Et c’est précisément cet écart entre deux mondes qui occupent aussi la réflexion de ce livre. Max et Flora sont des transfuges, un couple parti de rien, devenus très riches, qui peuvent tout s’offrir, mais qui se retrouvent inévitablement attirés par leur vie passée. Max n’a jamais vraiment quitté le business des bordels, mais a su se légitimer avec sa fabrique de sacs. Pourtant, complexé par son ignorance, il rêve constamment de devenir un homme cultivé, de s’adonner aux sciences et à la philosophie. Flora, elle, a toujours rêvé d’être une actrice réputée dans le monde entier, mais a tout abandonné le jour où elle a rencontré Max. Cette tension entre les aspirations de l’un et de l’autre et le monde dans lequel ils vivent, un monde dur, pauvre, violent, austère, est au cœur de ce roman. Plus que la confrontation entre deux mondes, c’est la quête d’identité de l’un et de l’autre qui est en jeu. Et Singer, en plongeant ses deux personnages en pleine communauté juive du début du XXème siècle, exacerbe peut-être encore un peu plus cette discordance.


Si les bons vœux se réalisaient tous, les gens deviendraient fous par excès de bonheur. De même que, si les malédictions avaient toutes de l’effet, il ne resterait plus un humain sur terre.

Un tableau sans concessions de la communauté juive polonaise 


Isaac Bashevis Singer a souvent décrit la communauté juive polonaise du début du XXème siècle, lui qui est né à Leoncin, ville polonaise sous occupation russe, et a vécu rue Krochmalna. Le fait de situer une grande partie de son roman dans un lieu qu’il connaît si bien n’est donc pas anodin.


Cette rue Krochmalna constitue un décor particulièrement haut en couleur. En plein cœur du quartier juif de Varsovie, elle est habitée par une communauté yiddish très modeste, et représente sans doute l’une des rues les plus redoutables de la capitale polonaise. Elle est tenue par Meïr, un baron de la pègre aux bras particulièrement longs, que ce soit auprès de la police corrompue que de truands d’une dangerosité extrême. Bordels, vols, violence, pauvreté sont le quotidien de ses habitants.

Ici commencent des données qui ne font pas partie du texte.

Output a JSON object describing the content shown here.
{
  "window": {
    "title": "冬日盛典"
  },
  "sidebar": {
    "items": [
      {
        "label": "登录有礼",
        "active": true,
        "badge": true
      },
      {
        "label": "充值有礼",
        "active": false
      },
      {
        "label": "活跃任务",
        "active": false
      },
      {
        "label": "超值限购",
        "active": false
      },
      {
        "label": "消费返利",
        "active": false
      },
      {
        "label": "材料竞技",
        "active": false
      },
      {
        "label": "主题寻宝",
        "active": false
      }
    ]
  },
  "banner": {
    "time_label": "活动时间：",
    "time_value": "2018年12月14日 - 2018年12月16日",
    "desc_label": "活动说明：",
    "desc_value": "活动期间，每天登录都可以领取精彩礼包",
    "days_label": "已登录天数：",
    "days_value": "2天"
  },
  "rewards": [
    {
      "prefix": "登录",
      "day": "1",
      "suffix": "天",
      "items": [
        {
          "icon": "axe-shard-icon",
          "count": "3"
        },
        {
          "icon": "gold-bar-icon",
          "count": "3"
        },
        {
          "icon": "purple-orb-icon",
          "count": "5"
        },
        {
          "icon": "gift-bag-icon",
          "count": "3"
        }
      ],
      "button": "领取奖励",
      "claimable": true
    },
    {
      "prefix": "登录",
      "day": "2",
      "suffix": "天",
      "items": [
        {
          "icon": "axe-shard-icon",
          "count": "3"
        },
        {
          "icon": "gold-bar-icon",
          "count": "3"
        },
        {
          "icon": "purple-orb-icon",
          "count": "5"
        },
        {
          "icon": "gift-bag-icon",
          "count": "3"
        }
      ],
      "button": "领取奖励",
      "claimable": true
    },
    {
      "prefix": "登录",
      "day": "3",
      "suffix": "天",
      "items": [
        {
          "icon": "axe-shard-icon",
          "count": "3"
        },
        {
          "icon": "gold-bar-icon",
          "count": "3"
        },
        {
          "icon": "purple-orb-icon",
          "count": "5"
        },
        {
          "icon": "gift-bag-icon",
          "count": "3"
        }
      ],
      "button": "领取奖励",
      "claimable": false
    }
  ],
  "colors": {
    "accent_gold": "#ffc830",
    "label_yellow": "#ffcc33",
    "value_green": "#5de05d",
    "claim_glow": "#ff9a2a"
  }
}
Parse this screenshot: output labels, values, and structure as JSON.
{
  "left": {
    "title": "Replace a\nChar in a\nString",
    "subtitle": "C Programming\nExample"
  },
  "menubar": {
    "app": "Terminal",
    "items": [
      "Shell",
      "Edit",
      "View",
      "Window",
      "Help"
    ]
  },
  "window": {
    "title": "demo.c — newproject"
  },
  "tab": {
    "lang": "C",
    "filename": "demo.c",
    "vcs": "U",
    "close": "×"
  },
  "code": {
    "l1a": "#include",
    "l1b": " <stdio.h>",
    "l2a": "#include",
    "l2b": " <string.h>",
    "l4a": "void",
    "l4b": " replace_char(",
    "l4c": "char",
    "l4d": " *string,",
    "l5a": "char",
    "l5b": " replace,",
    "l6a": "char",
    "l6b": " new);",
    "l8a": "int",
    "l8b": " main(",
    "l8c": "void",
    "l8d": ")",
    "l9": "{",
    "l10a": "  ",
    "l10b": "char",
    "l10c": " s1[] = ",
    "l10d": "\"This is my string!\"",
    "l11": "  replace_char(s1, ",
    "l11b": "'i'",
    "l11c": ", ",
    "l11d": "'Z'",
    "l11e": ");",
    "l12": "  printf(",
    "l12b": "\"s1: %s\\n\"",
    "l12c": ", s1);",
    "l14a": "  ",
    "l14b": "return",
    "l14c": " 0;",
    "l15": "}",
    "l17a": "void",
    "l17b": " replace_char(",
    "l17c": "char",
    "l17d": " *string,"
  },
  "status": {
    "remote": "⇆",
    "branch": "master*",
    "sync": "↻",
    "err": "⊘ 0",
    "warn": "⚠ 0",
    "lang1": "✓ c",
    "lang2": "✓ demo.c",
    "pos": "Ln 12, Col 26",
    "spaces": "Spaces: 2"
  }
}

En y inscrivant la majeure partie de son intrigue, Singer décrit ainsi la société yiddish de Varsovie du début du XXème siècle : une communauté empreinte de traditions, d’une culture juive très développée présente à tous les instants de la vie quotidienne de ses habitants, de l’école au shabbat ; mais qui, paradoxalement, vit de métiers peu reluisants pour survivre. C’est tout ce paradoxe que Singer met en lumière : une communauté qui se veut pieuse, mais qui se soumet à des mœurs souvent violentes. Max et Flora en sont les plus parfaits représentants, et leur situation, déjà mal embarquée, se voit de plus en plus influencée par cette tension contradictoire que porte cette société juive.


Sans compter que cette communauté, qui s’inscrit dans des préceptes souvent traditionnels et millénaires, est sans conteste profondément misogyne. Comment ne pas relever ici la place qu'occupent les femmes, tenues en permanence sous le joug de leur mari, frère, père, etc… ? C’est d’ailleurs parce que Flora, ayant menti à son mari et souhaitant, de manière sans doute détournée et plus ou moins inconsciente, s’émanciper, que Max commence à perdre pied et se retrouve pris dans un enchaînement d'événements infernal… Car au fond, ce livre est aussi l’histoire d’un homme qui perd pied et qui finit par sombrer.


Quelque chose chavirait en lui. Il venait de rencontrer une femme d’une classe supérieure à la sienne, riche, cultivée et, outre cela, qui voulait complètement changer le monde.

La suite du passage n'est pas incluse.